I wrote some neon code in assembly and was aiming at maximum optimization. Though latency due to register conflict and pipeline is reduced it is showing only 1 cycle difference i.e before n.70-0 after n.69-0. why it is showing like that i did n't understand. here is my sample code
before optimization http://pulsar.webshaker.net/ccc/sample-6b7ba7c2 after optimization http://pulsar.webshaker.net/ccc/sample-d59091b4
i have so many doubts in pulsar calculator. 1. n.16-0 1c d0:1 here n stands for what? 2. a.23-0 2c q6l:1 VMLA.I16 q6, q9, D0[2] a stand for what? l:1 means? does 23 is the cycles count? 3. does count Time means total time for execution of code ? hope kindly somebody will help me regarding these doubts....
This is what I can remember about this cycle counter:
"n" stands for Neon pipeline, "a" stands for ARM pipeline. In fact you are mixing ARM and NEON instructions.
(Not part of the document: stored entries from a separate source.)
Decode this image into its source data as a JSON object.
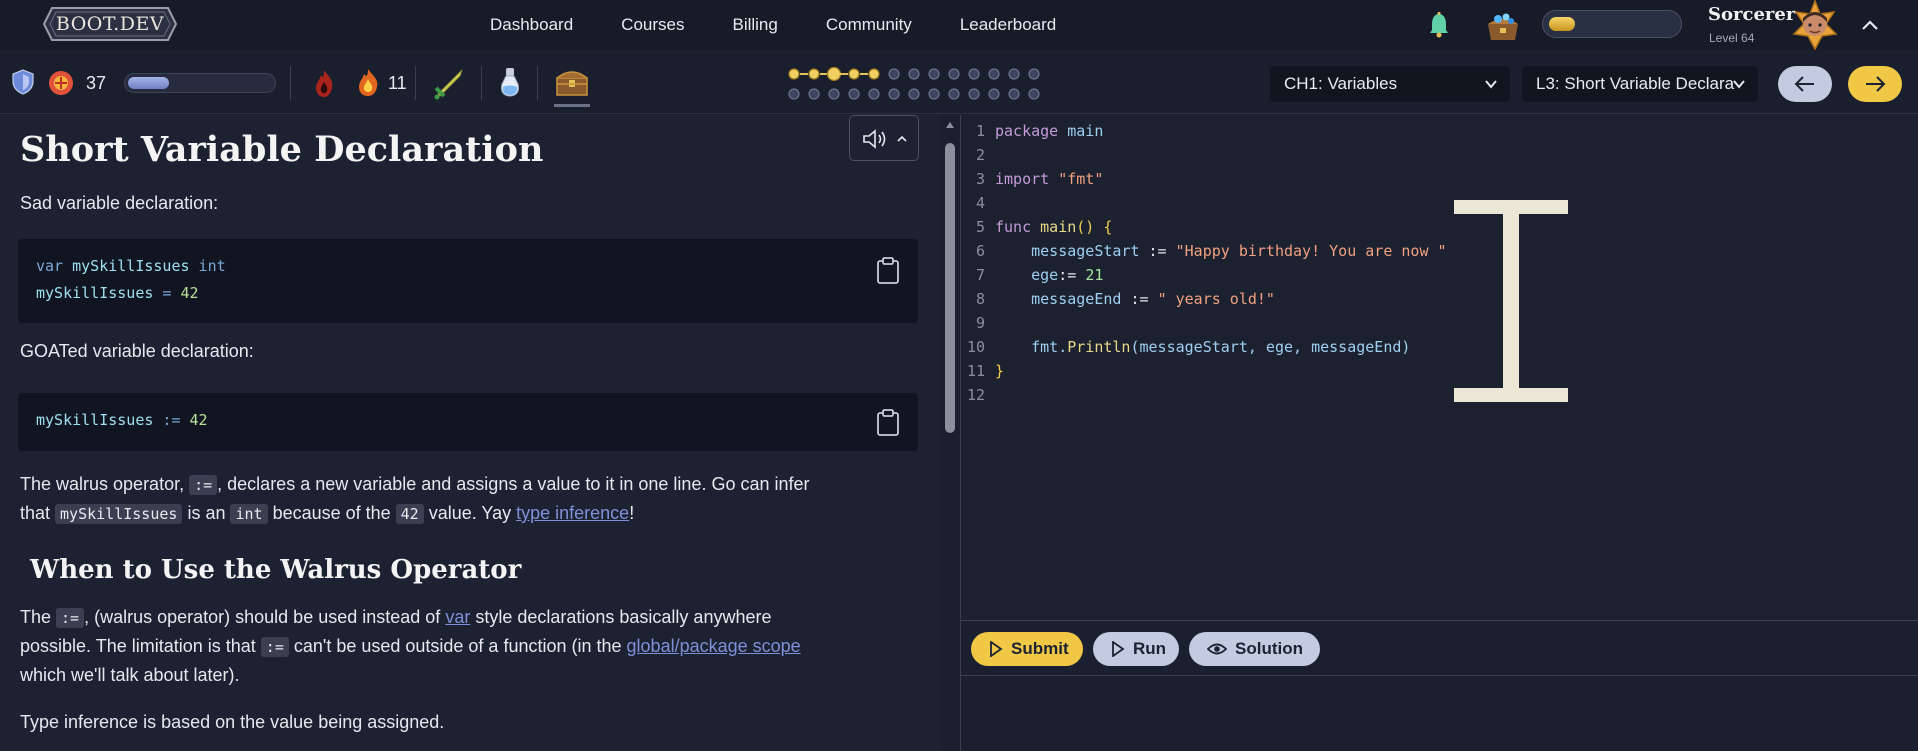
{
  "nav": {
    "logo_text": "BOOT.DEV",
    "links": [
      "Dashboard",
      "Courses",
      "Billing",
      "Community",
      "Leaderboard"
    ],
    "user_name": "Sorcerer",
    "user_level": "Level 64"
  },
  "toolbar": {
    "streak_count": "37",
    "flame_count": "11",
    "xp_progress": 0.28,
    "chapter_select": "CH1: Variables",
    "lesson_select": "L3: Short Variable Declara",
    "progress_dots_done": 5,
    "progress_dots_total": 26
  },
  "lesson": {
    "title": "Short Variable Declaration",
    "p1": "Sad variable declaration:",
    "code1": {
      "line1_kw": "var",
      "line1_var": " mySkillIssues",
      "line1_type": " int",
      "line2_var": "mySkillIssues",
      "line2_op": " = ",
      "line2_num": "42"
    },
    "p2": "GOATed variable declaration:",
    "code2": {
      "var": "mySkillIssues",
      "op": " := ",
      "num": "42"
    },
    "p3": {
      "t1": "The walrus operator, ",
      "c1": ":=",
      "t2": ", declares a new variable and assigns a value to it in one line. Go can infer",
      "t3": "that ",
      "c2": "mySkillIssues",
      "t4": " is an ",
      "c3": "int",
      "t5": " because of the ",
      "c4": "42",
      "t6": " value. Yay ",
      "link": "type inference",
      "t7": "!"
    },
    "h2": "When to Use the Walrus Operator",
    "p4": {
      "t1": "The ",
      "c1": ":=",
      "t2": ", (walrus operator) should be used instead of ",
      "link1": "var",
      "t3": " style declarations basically anywhere",
      "t4": "possible. The limitation is that ",
      "c2": ":=",
      "t5": " can't be used outside of a function (in the ",
      "link2": "global/package scope",
      "t6": "which we'll talk about later)."
    },
    "p5": "Type inference is based on the value being assigned."
  },
  "editor": {
    "lines": [
      "1",
      "2",
      "3",
      "4",
      "5",
      "6",
      "7",
      "8",
      "9",
      "10",
      "11",
      "12"
    ],
    "l1_kw": "package",
    "l1_id": " main",
    "l3_kw": "import",
    "l3_str": " \"fmt\"",
    "l5_kw": "func",
    "l5_fn": " main",
    "l5_rest": "() {",
    "l6_var": "    messageStart",
    "l6_op": " := ",
    "l6_str": "\"Happy birthday! You are now \"",
    "l7_var": "    ege",
    "l7_op": ":= ",
    "l7_num": "21",
    "l8_var": "    messageEnd",
    "l8_op": " := ",
    "l8_str": "\" years old!\"",
    "l10_pkg": "    fmt.",
    "l10_fn": "Println",
    "l10_args": "(messageStart, ege, messageEnd)",
    "l11": "}"
  },
  "actions": {
    "submit": "Submit",
    "run": "Run",
    "solution": "Solution"
  },
  "colors": {
    "accent_gold": "#f0c845",
    "button_gray": "#c3cbe0",
    "bg": "#1c2130"
  }
}
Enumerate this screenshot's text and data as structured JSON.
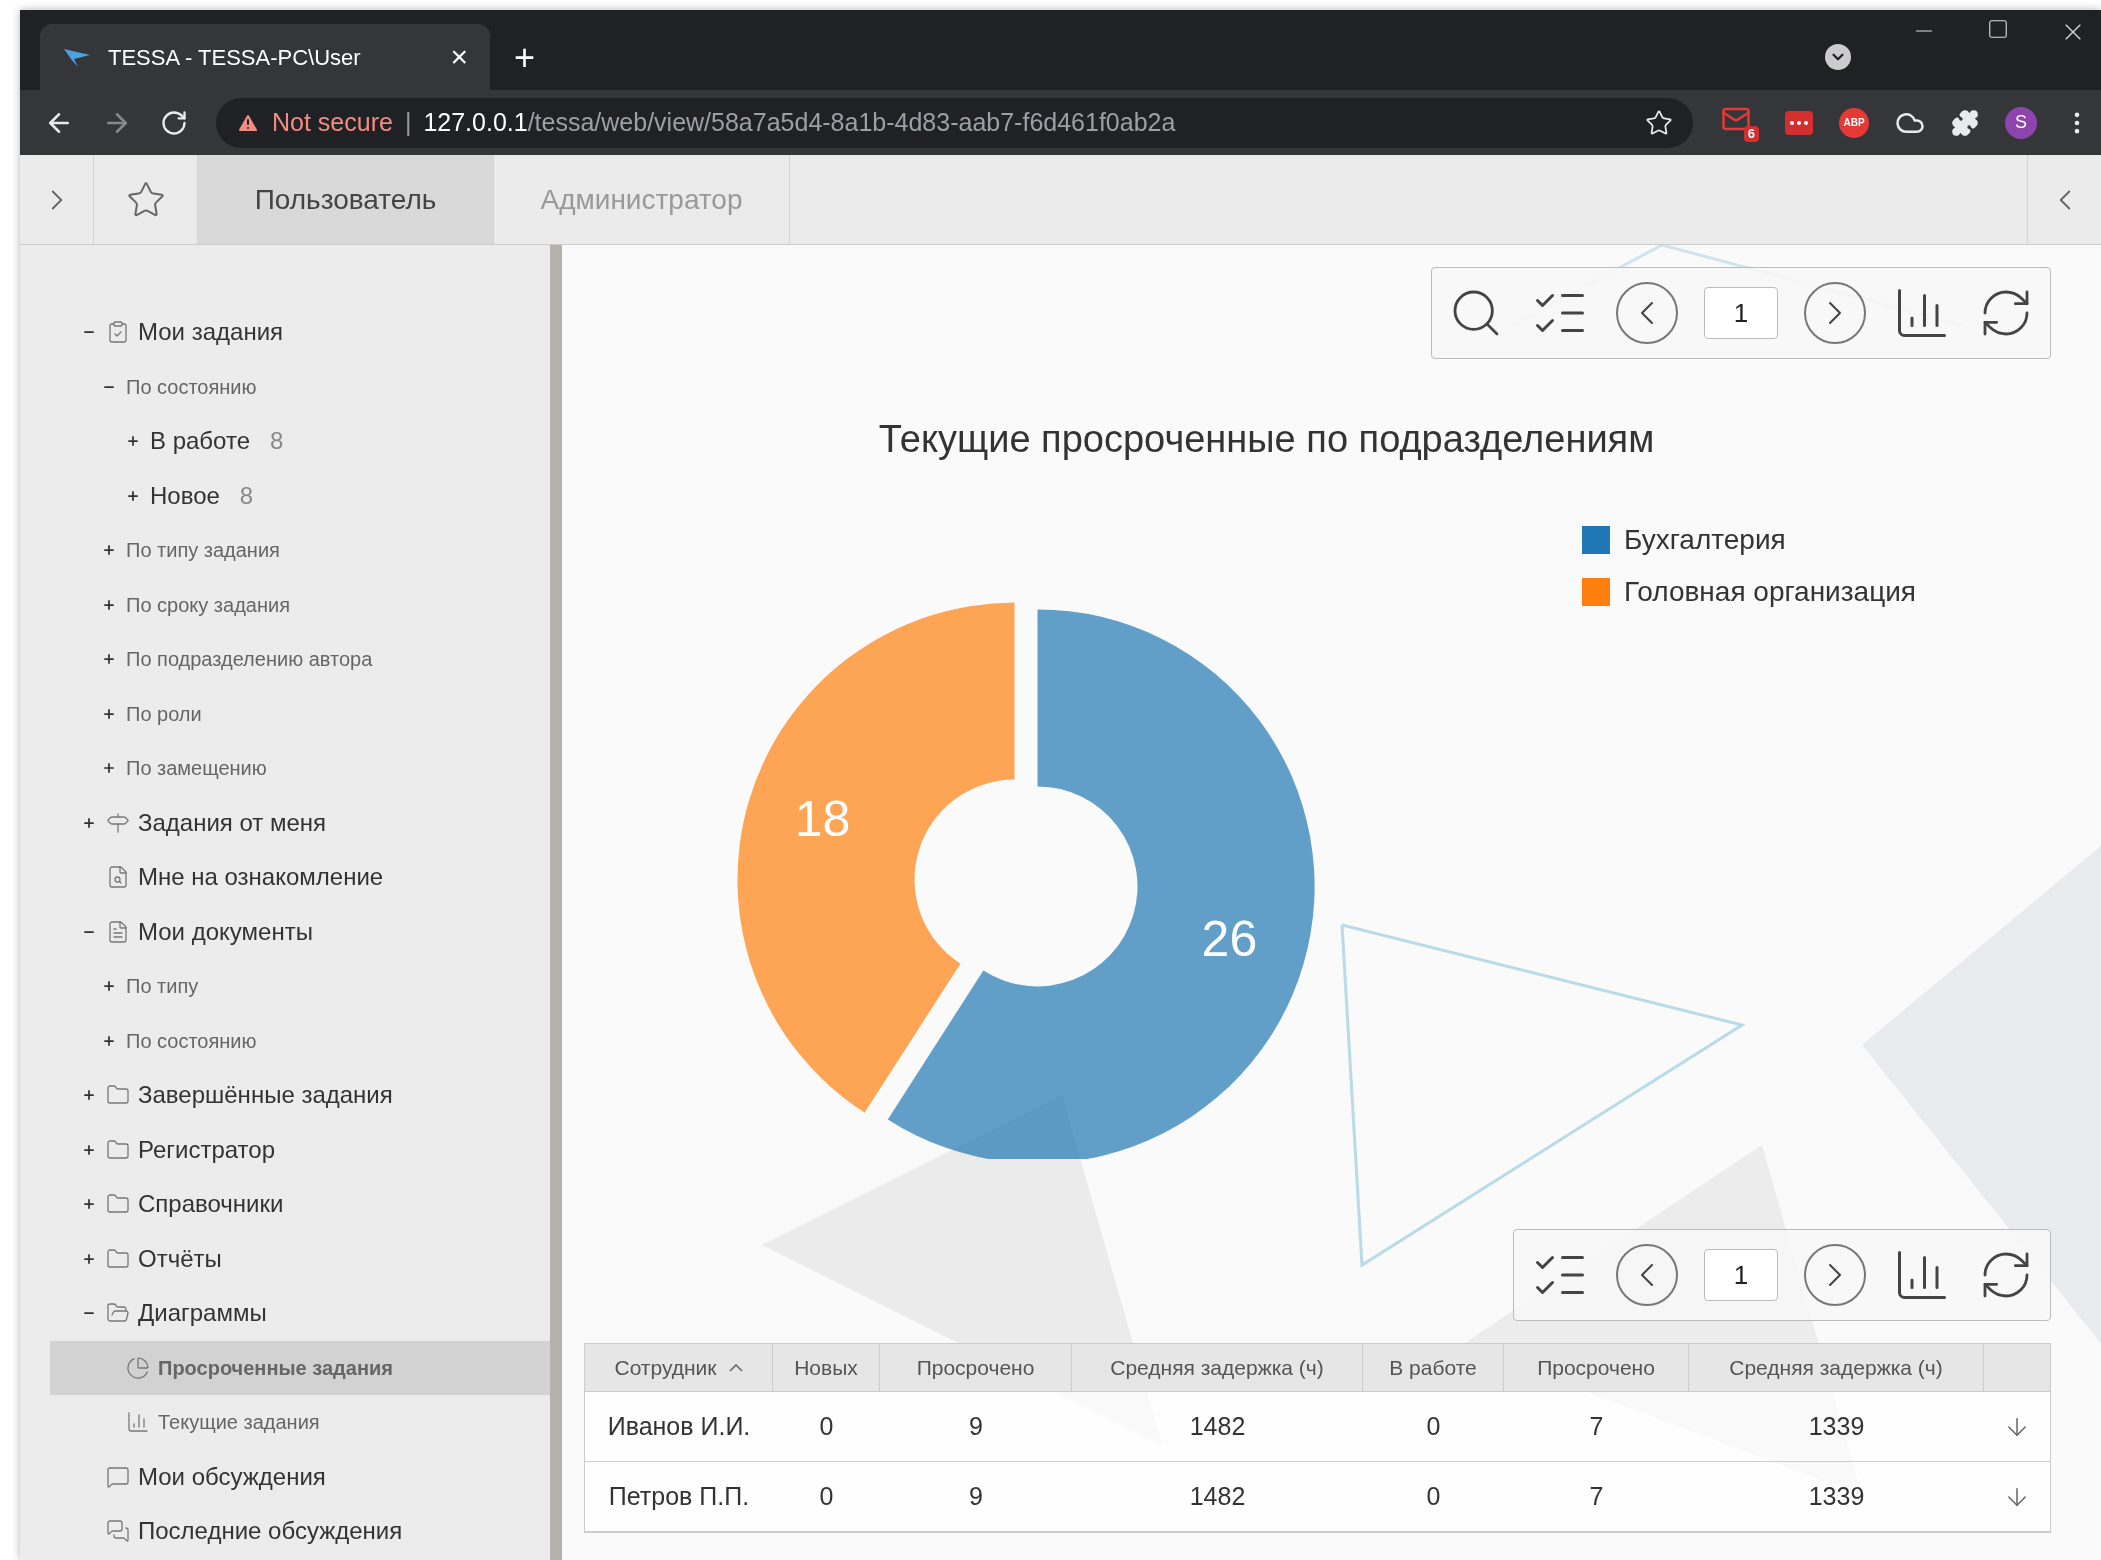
{
  "browser": {
    "tab_title": "TESSA - TESSA-PC\\User",
    "tab_close": "×",
    "new_tab": "+",
    "security": "Not secure",
    "separator": "|",
    "url_host": "127.0.0.1",
    "url_path": "/tessa/web/view/58a7a5d4-8a1b-4d83-aab7-f6d461f0ab2a",
    "mail_badge": "6",
    "abp": "ABP",
    "avatar": "S"
  },
  "app_tabs": [
    {
      "label": "Пользователь",
      "selected": true
    },
    {
      "label": "Администратор",
      "selected": false
    }
  ],
  "sidebar": {
    "items": [
      {
        "label": "Мои задания",
        "kind": "tasks",
        "expanded": true,
        "selected": false,
        "children": [
          {
            "label": "По состоянию",
            "kind": "none",
            "expanded": true,
            "selected": false,
            "children": [
              {
                "label": "В работе",
                "count": "8",
                "expanded": false,
                "selected": false
              },
              {
                "label": "Новое",
                "count": "8",
                "expanded": false,
                "selected": false
              }
            ]
          },
          {
            "label": "По типу задания",
            "kind": "none",
            "expanded": false,
            "selected": false
          },
          {
            "label": "По сроку задания",
            "kind": "none",
            "expanded": false,
            "selected": false
          },
          {
            "label": "По подразделению автора",
            "kind": "none",
            "expanded": false,
            "selected": false
          },
          {
            "label": "По роли",
            "kind": "none",
            "expanded": false,
            "selected": false
          },
          {
            "label": "По замещению",
            "kind": "none",
            "expanded": false,
            "selected": false
          }
        ]
      },
      {
        "label": "Задания от меня",
        "kind": "signpost",
        "expanded": false,
        "selected": false
      },
      {
        "label": "Мне на ознакомление",
        "kind": "review",
        "selected": false
      },
      {
        "label": "Мои документы",
        "kind": "document",
        "expanded": true,
        "selected": false,
        "children": [
          {
            "label": "По типу",
            "kind": "none",
            "expanded": false,
            "selected": false
          },
          {
            "label": "По состоянию",
            "kind": "none",
            "expanded": false,
            "selected": false
          }
        ]
      },
      {
        "label": "Завершённые задания",
        "kind": "folder",
        "expanded": false,
        "selected": false
      },
      {
        "label": "Регистратор",
        "kind": "folder",
        "expanded": false,
        "selected": false
      },
      {
        "label": "Справочники",
        "kind": "folder",
        "expanded": false,
        "selected": false
      },
      {
        "label": "Отчёты",
        "kind": "folder",
        "expanded": false,
        "selected": false
      },
      {
        "label": "Диаграммы",
        "kind": "folder-open",
        "expanded": true,
        "selected": false,
        "children": [
          {
            "label": "Просроченные задания",
            "kind": "pie",
            "selected": true
          },
          {
            "label": "Текущие задания",
            "kind": "bars",
            "selected": false
          }
        ]
      },
      {
        "label": "Мои обсуждения",
        "kind": "chat",
        "selected": false
      },
      {
        "label": "Последние обсуждения",
        "kind": "chats",
        "selected": false
      }
    ]
  },
  "chart_toolbar": {
    "page": "1"
  },
  "chart": {
    "chart_data": {
      "type": "donut",
      "title": "Текущие просроченные по подразделениям",
      "categories": [
        "Бухгалтерия",
        "Головная организация"
      ],
      "values": [
        26,
        18
      ],
      "colors": [
        "#1f77b4",
        "#ff7f0e"
      ],
      "data_labels": true,
      "legend": "right"
    }
  },
  "table_toolbar": {
    "page": "1"
  },
  "table": {
    "columns": [
      {
        "label": "Сотрудник",
        "sorted": true
      },
      {
        "label": "Новых",
        "sorted": false
      },
      {
        "label": "Просрочено",
        "sorted": false
      },
      {
        "label": "Средняя задержка (ч)",
        "sorted": false
      },
      {
        "label": "В работе",
        "sorted": false
      },
      {
        "label": "Просрочено",
        "sorted": false
      },
      {
        "label": "Средняя задержка (ч)",
        "sorted": false
      }
    ],
    "rows": [
      [
        "Иванов И.И.",
        "0",
        "9",
        "1482",
        "0",
        "7",
        "1339"
      ],
      [
        "Петров П.П.",
        "0",
        "9",
        "1482",
        "0",
        "7",
        "1339"
      ]
    ]
  }
}
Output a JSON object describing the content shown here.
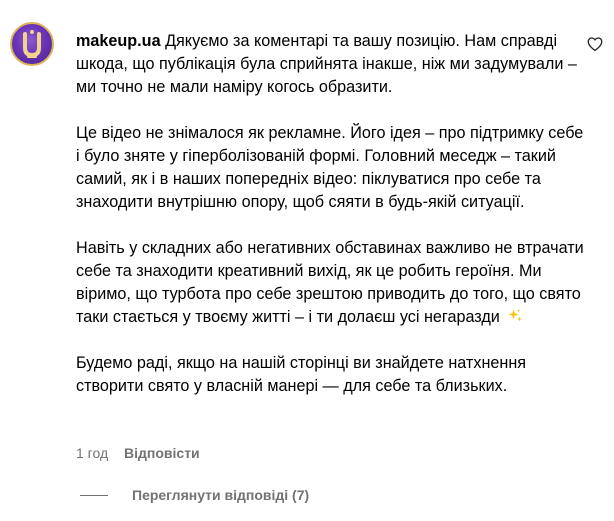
{
  "comment": {
    "username": "makeup.ua",
    "paragraph_1": "Дякуємо за коментарі та вашу позицію. Нам справді шкода, що публікація була сприйнята інакше, ніж ми задумували – ми точно не мали наміру когось образити.",
    "paragraph_2": "Це відео не знімалося як рекламне. Його ідея – про підтримку себе і було зняте у гіперболізованій формі. Головний меседж – такий самий, як і в наших попередніх відео: піклуватися про себе та знаходити внутрішню опору, щоб сяяти в будь-якій ситуації.",
    "paragraph_3": "Навіть у складних або негативних обставинах важливо не втрачати себе та знаходити креативний вихід, як це робить героїня. Ми віримо, що турбота про себе зрештою приводить до того, що свято таки стається у твоєму житті – і ти долаєш усі негаразди",
    "paragraph_4": "Будемо раді, якщо на нашій сторінці ви знайдете натхнення створити свято у власній манері — для себе та близьких.",
    "time": "1 год",
    "reply_label": "Відповісти",
    "view_replies_label": "Переглянути відповіді (7)",
    "sparkle_icon": "sparkles-icon",
    "like_icon": "heart-outline-icon"
  },
  "colors": {
    "text": "#000000",
    "muted": "#737373",
    "avatar_purple": "#6a35b8",
    "avatar_gold": "#d9b45a",
    "sparkle": "#f5c518"
  }
}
Regarding "q6l:1": q6l is the register which cause the current instructions to wait, while 1 is the number of extra half-cycles needed for this register/result to became available to the instruction, therefore is the number of half-cycles the instructions have to wait for his input. I'm not sure but I suppose that "q6l" is the lower part of the q6 register.
The number "23" in your example is the number of cycle in which the instruction can start the execution.
Count time has nothing to do with your code. Parse time is the time the tool tooks to interpret the instructions you provided. Count time is the time the tool tooks to analyze your instructions and provide the cycle informations.
I'll explain more the results, for example:
n.18-0 1c n0 q10:8
"n" stands for the execution unit (n = neon, a = arm, v = vfp).
"18" is the number of cycle in which the instruction can start the execution.
"0" is the number of the pipeline.
"1c" is the number of execution cycles for the instruction. Please NOTE that this is different from the number of cycles required until the result of the instruction is available for further instructions.
"n0" is the pipeline causing the current instruction to wait a result. n0 = neon pipeline number 0.
"q10" is the register causing the instruction to wait for the result.
"8" is related to the time the instruction have to wait for the results. It is the number of half-cycles if I remember correctly.
This counter does not consider the fact that a compiler can re-arrange instructions, i.e. postponing an instruction that is waiting a result. But if you impose your compiler to not re-arrange the assembly instructions, when an instruction have to wait a result no other instructions can start the execution even if they have not to wait for a result, therefore this causes an execution stall in which the CPU cannot execute any instruction.
Moreover, I would not use this type of counter for code with loops. I suggest you to split your code in different parts and optimize each loop separately.